I might claim to be the first person to put 'Cool', 'Calm' and 'Collected' in a sentence decades ago. I might claim to be one of the leading persons who first put 'kind' before 'regards' at the end of letters. I might also claim to be one of the leading persons, if not 'the' leading person who thanked recipients of my letters 'for their patience and understanding in dealing with this matter'. Certainly, I had never heard or come across any of these devices prior to me inventing them in my personal world. Certainly, modern customer service follows this line of obsequious thinking but is not really clearly evinced. The 'Cool, Calm and Collected' I came up with when I was sixteen, and walking to the top of my road tossing the idea about that I should test my environment so I could understand it better by being 'prickly' that day, and then I thought, No! Cool, calm and collected might be a better approach to protecting myself my mental anguish.

It doesn't matter if I am correct in believing this. However, let's say I am correct on all three counts of being an initiator of consequent common action in the modern world. These actions that come from how people think in the modern world would stem from my 'thought-progeny' and a certain amount of pride could be felt and shown, if only that I happened to mention it in a paragraph, above.

Yet, everyone affects the world in some fashion. We just don't get to see it unfold because it takes decades, at least it did.
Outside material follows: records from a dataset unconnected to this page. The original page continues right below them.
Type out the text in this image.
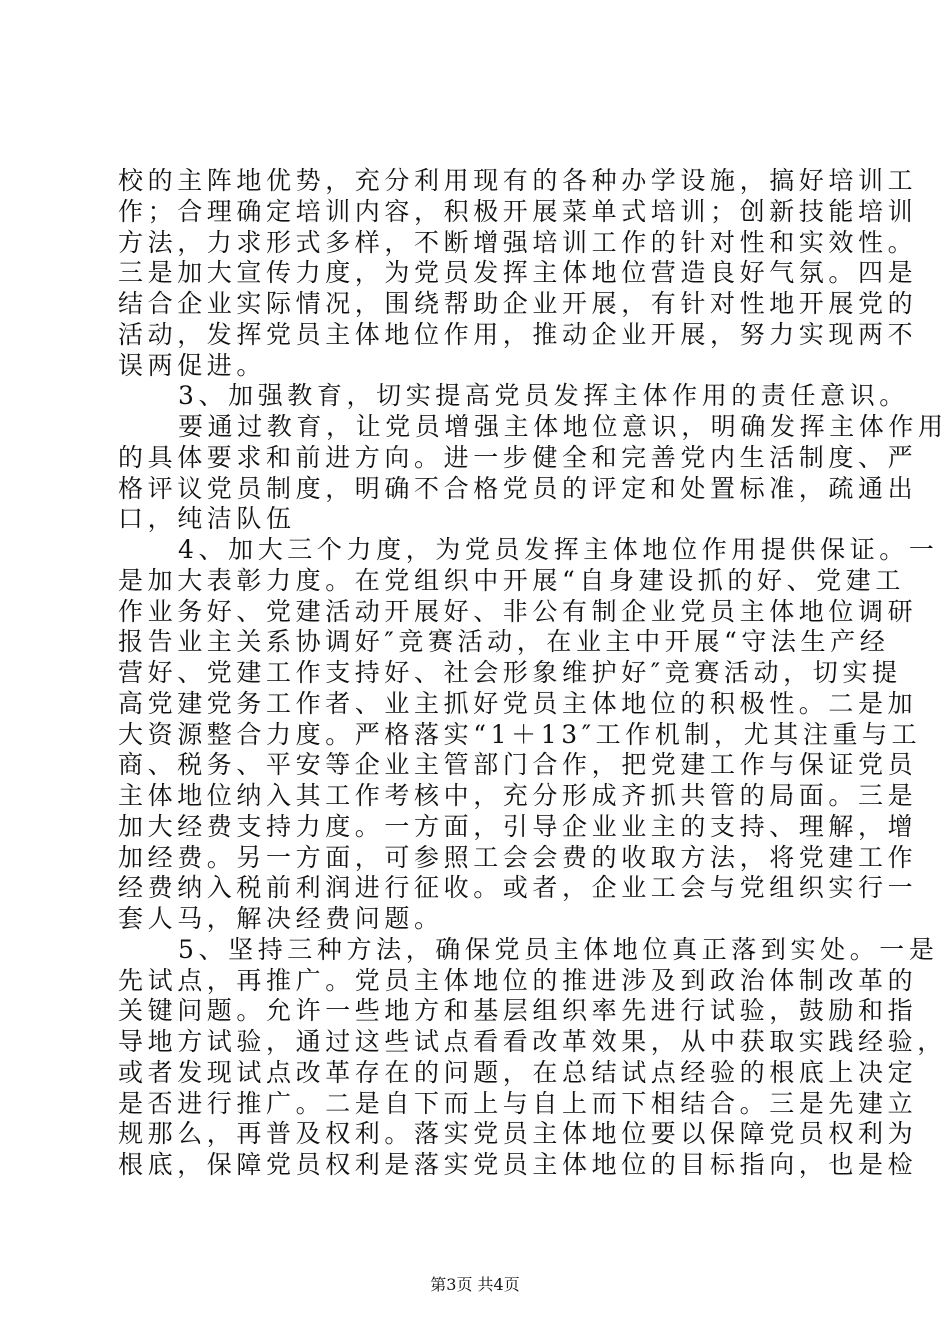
校的主阵地优势，充分利用现有的各种办学设施，搞好培训工
作；合理确定培训内容，积极开展菜单式培训；创新技能培训
方法，力求形式多样，不断增强培训工作的针对性和实效性。
三是加大宣传力度，为党员发挥主体地位营造良好气氛。四是
结合企业实际情况，围绕帮助企业开展，有针对性地开展党的
活动，发挥党员主体地位作用，推动企业开展，努力实现两不
误两促进。
3、加强教育，切实提高党员发挥主体作用的责任意识。
要通过教育，让党员增强主体地位意识，明确发挥主体作用
的具体要求和前进方向。进一步健全和完善党内生活制度、严
格评议党员制度，明确不合格党员的评定和处置标准，疏通出
口，纯洁队伍
4、加大三个力度，为党员发挥主体地位作用提供保证。一
是加大表彰力度。在党组织中开展“自身建设抓的好、党建工
作业务好、党建活动开展好、非公有制企业党员主体地位调研
报告业主关系协调好″竞赛活动，在业主中开展“守法生产经
营好、党建工作支持好、社会形象维护好″竞赛活动，切实提
高党建党务工作者、业主抓好党员主体地位的积极性。二是加
大资源整合力度。严格落实“1＋13″工作机制，尤其注重与工
商、税务、平安等企业主管部门合作，把党建工作与保证党员
主体地位纳入其工作考核中，充分形成齐抓共管的局面。三是
加大经费支持力度。一方面，引导企业业主的支持、理解，增
加经费。另一方面，可参照工会会费的收取方法，将党建工作
经费纳入税前利润进行征收。或者，企业工会与党组织实行一
套人马，解决经费问题。
5、坚持三种方法，确保党员主体地位真正落到实处。一是
先试点，再推广。党员主体地位的推进涉及到政治体制改革的
关键问题。允许一些地方和基层组织率先进行试验，鼓励和指
导地方试验，通过这些试点看看改革效果，从中获取实践经验，
或者发现试点改革存在的问题，在总结试点经验的根底上决定
是否进行推广。二是自下而上与自上而下相结合。三是先建立
规那么，再普及权利。落实党员主体地位要以保障党员权利为
根底，保障党员权利是落实党员主体地位的目标指向，也是检
第3页 共4页
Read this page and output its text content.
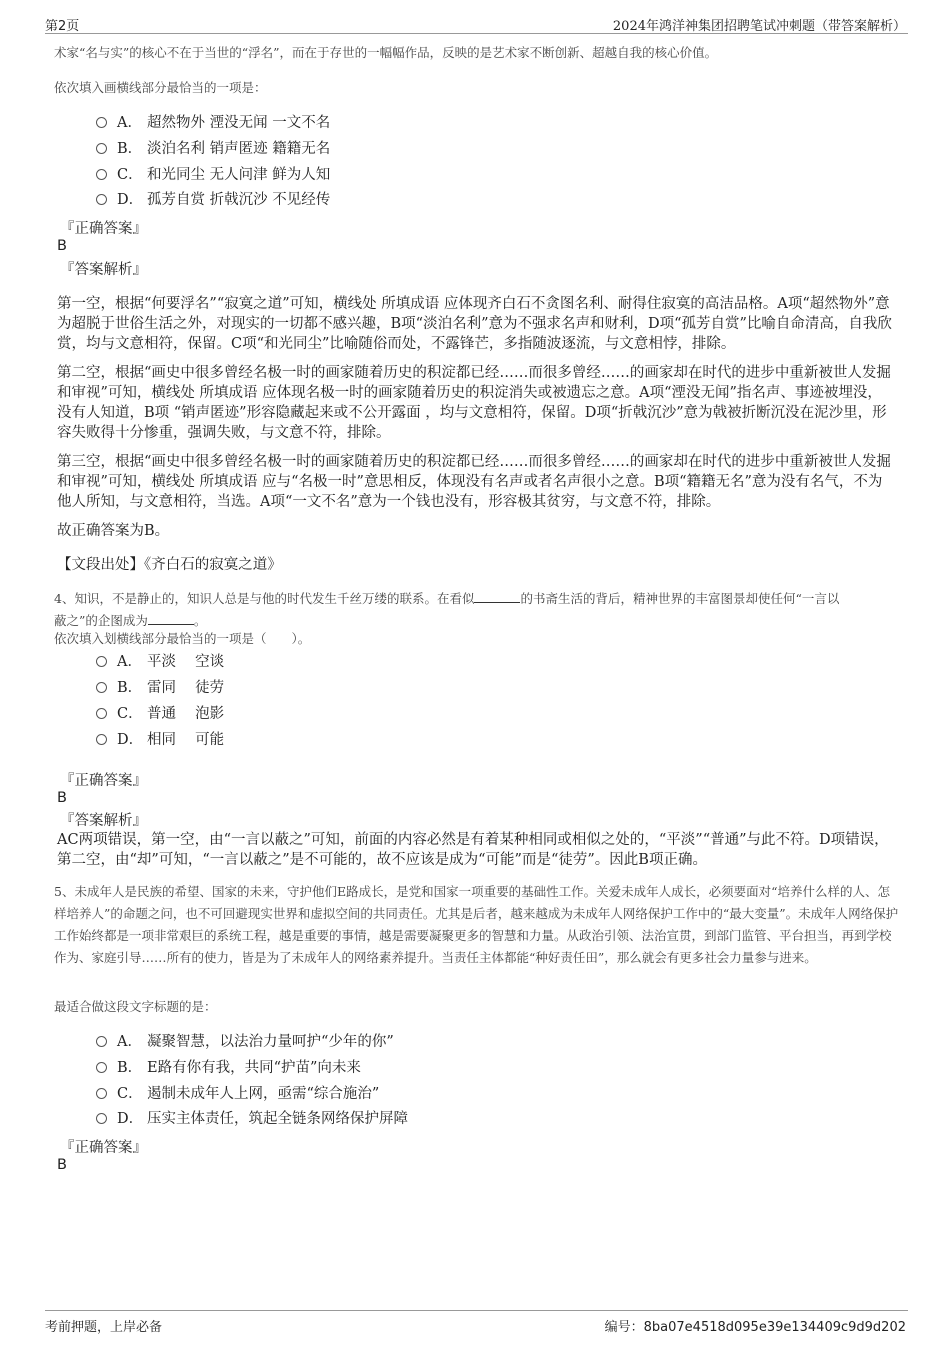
第2页	2024年鸿洋神集团招聘笔试冲刺题（带答案解析）
术家“名与实”的核心不在于当世的“浮名”，而在于存世的一幅幅作品，反映的是艺术家不断创新、超越自我的核心价值。
依次填入画横线部分最恰当的一项是：
A． 超然物外 湮没无闻 一文不名
B． 淡泊名利 销声匿迹 籍籍无名
C． 和光同尘 无人问津 鲜为人知
D． 孤芳自赏 折戟沉沙 不见经传
『正确答案』
B
『答案解析』
第一空，根据“何要浮名”“寂寞之道”可知，横线处 所填成语 应体现齐白石不贪图名利、耐得住寂寞的高洁品格。A项“超然物外”意为超脱于世俗生活之外，对现实的一切都不感兴趣，B项“淡泊名利”意为不强求名声和财利，D项“孤芳自赏”比喻自命清高，自我欣赏，均与文意相符，保留。C项“和光同尘”比喻随俗而处，不露锋芒，多指随波逐流，与文意相悖，排除。
第二空，根据“画史中很多曾经名极一时的画家随着历史的积淀都已经……而很多曾经……的画家却在时代的进步中重新被世人发掘和审视”可知，横线处 所填成语 应体现名极一时的画家随着历史的积淀消失或被遗忘之意。A项“湮没无闻”指名声、事迹被埋没，没有人知道，B项 “销声匿迹”形容隐藏起来或不公开露面 ，均与文意相符，保留。D项“折戟沉沙”意为戟被折断沉没在泥沙里，形容失败得十分惨重，强调失败，与文意不符，排除。
第三空，根据“画史中很多曾经名极一时的画家随着历史的积淀都已经……而很多曾经……的画家却在时代的进步中重新被世人发掘和审视”可知，横线处 所填成语 应与“名极一时”意思相反，体现没有名声或者名声很小之意。B项“籍籍无名”意为没有名气，不为他人所知，与文意相符，当选。A项“一文不名”意为一个钱也没有，形容极其贫穷，与文意不符，排除。
故正确答案为B。
【文段出处】《齐白石的寂寞之道》
4、知识，不是静止的，知识人总是与他的时代发生千丝万缕的联系。在看似	的书斋生活的背后，精神世界的丰富图景却使任何“一言以
蔽之”的企图成为	。
依次填入划横线部分最恰当的一项是（　　）。
A． 平淡　 空谈
B． 雷同　 徒劳
C． 普通　 泡影
D． 相同　 可能
『正确答案』
B
『答案解析』
AC两项错误，第一空，由“一言以蔽之”可知，前面的内容必然是有着某种相同或相似之处的，“平淡”“普通”与此不符。D项错误，第二空，由“却”可知，“一言以蔽之”是不可能的，故不应该是成为“可能”而是“徒劳”。因此B项正确。
5、未成年人是民族的希望、国家的未来，守护他们E路成长，是党和国家一项重要的基础性工作。关爱未成年人成长，必须要面对“培养什么样的人、怎样培养人”的命题之问，也不可回避现实世界和虚拟空间的共同责任。尤其是后者，越来越成为未成年人网络保护工作中的“最大变量”。未成年人网络保护工作始终都是一项非常艰巨的系统工程，越是重要的事情，越是需要凝聚更多的智慧和力量。从政治引领、法治宣贯，到部门监管、平台担当，再到学校作为、家庭引导……所有的使力，皆是为了未成年人的网络素养提升。当责任主体都能“种好责任田”，那么就会有更多社会力量参与进来。
最适合做这段文字标题的是：
A． 凝聚智慧，以法治力量呵护“少年的你”
B． E路有你有我，共同“护苗”向未来
C． 遏制未成年人上网，亟需“综合施治”
D． 压实主体责任，筑起全链条网络保护屏障
『正确答案』
B
考前押题，上岸必备	编号：8ba07e4518d095e39e134409c9d9d202
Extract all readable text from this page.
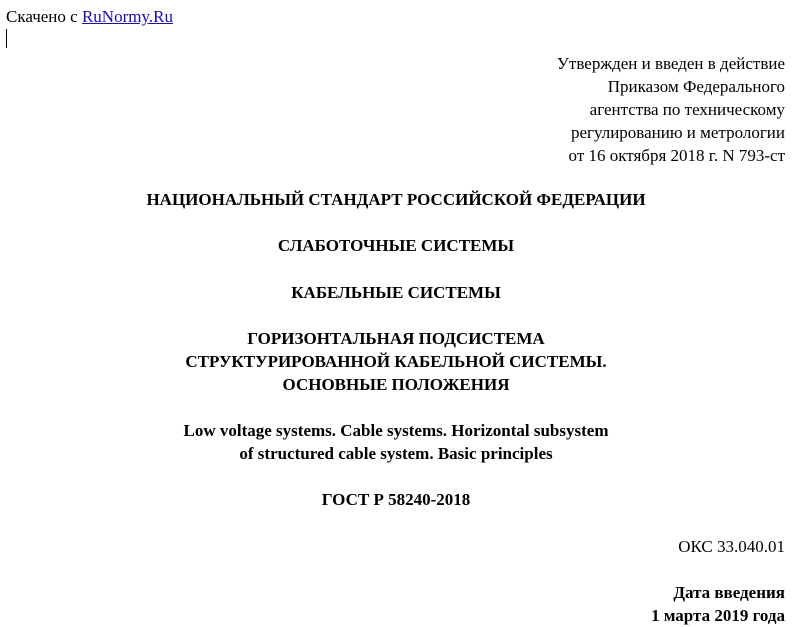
Скачено с RuNormy.Ru
Утвержден и введен в действие
Приказом Федерального
агентства по техническому
регулированию и метрологии
от 16 октября 2018 г. N 793-ст
НАЦИОНАЛЬНЫЙ СТАНДАРТ РОССИЙСКОЙ ФЕДЕРАЦИИ
СЛАБОТОЧНЫЕ СИСТЕМЫ
КАБЕЛЬНЫЕ СИСТЕМЫ
ГОРИЗОНТАЛЬНАЯ ПОДСИСТЕМА
СТРУКТУРИРОВАННОЙ КАБЕЛЬНОЙ СИСТЕМЫ.
ОСНОВНЫЕ ПОЛОЖЕНИЯ
Low voltage systems. Cable systems. Horizontal subsystem
of structured cable system. Basic principles
ГОСТ Р 58240-2018
ОКС 33.040.01
Дата введения
1 марта 2019 года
We should be mindful that a lot of people want to be influencers. What does this mean? 'Think like me!', and by inference, buy what I buy so you can be like me. This is, as I have mentioned a few times before, seeking validation. Someone's thoughts or understanding, no matter how many people share the same thought, either because it was born by immaculate conception as a leap of innovation, or a particular assembling of pieces of the day falling down in dreams; or through insemination by someone else's strong idea or belief, are not necessarily correct.

Once upon a time, the Romans thought it was a good idea to crucify people. They weren't the first to do this though. Today, Romans and their fellow country-people might not be so keen to nail people to wooden crosses. Yet, some people might consider it to be not good practice only because, to them, realistically, it is unhygienic, and some rotting fingers or toes might fall on the kids playing below. This is a prime example of weighting our thoughts.

When someone is in a position to influence my understanding of the world, I, like everyone else, hold hard to my own carefully considered beliefs. They are part of me. Tell me I am wrong and you insult me at the very core of my existence. To this end, I eschew strong opinion. I will listen to anything and adjust my thinking accordingly and appropriately, but zealots are brutes who seek to plants seeds in other people in a deliberate attempt to hatch thought-progeny. The action of seizing someone else's mind, throwing it to the ground and spearing an idea or thought or belief into it, is something that they are proud of. When they see the change in a person who has been thoroughly abused in this way they are pleased, and if there are enough of these changed people, zealots are able to confirm their own bias. 

'All power of fancy over reason is a degree of insanity' Samuel Johnson (1709-1784).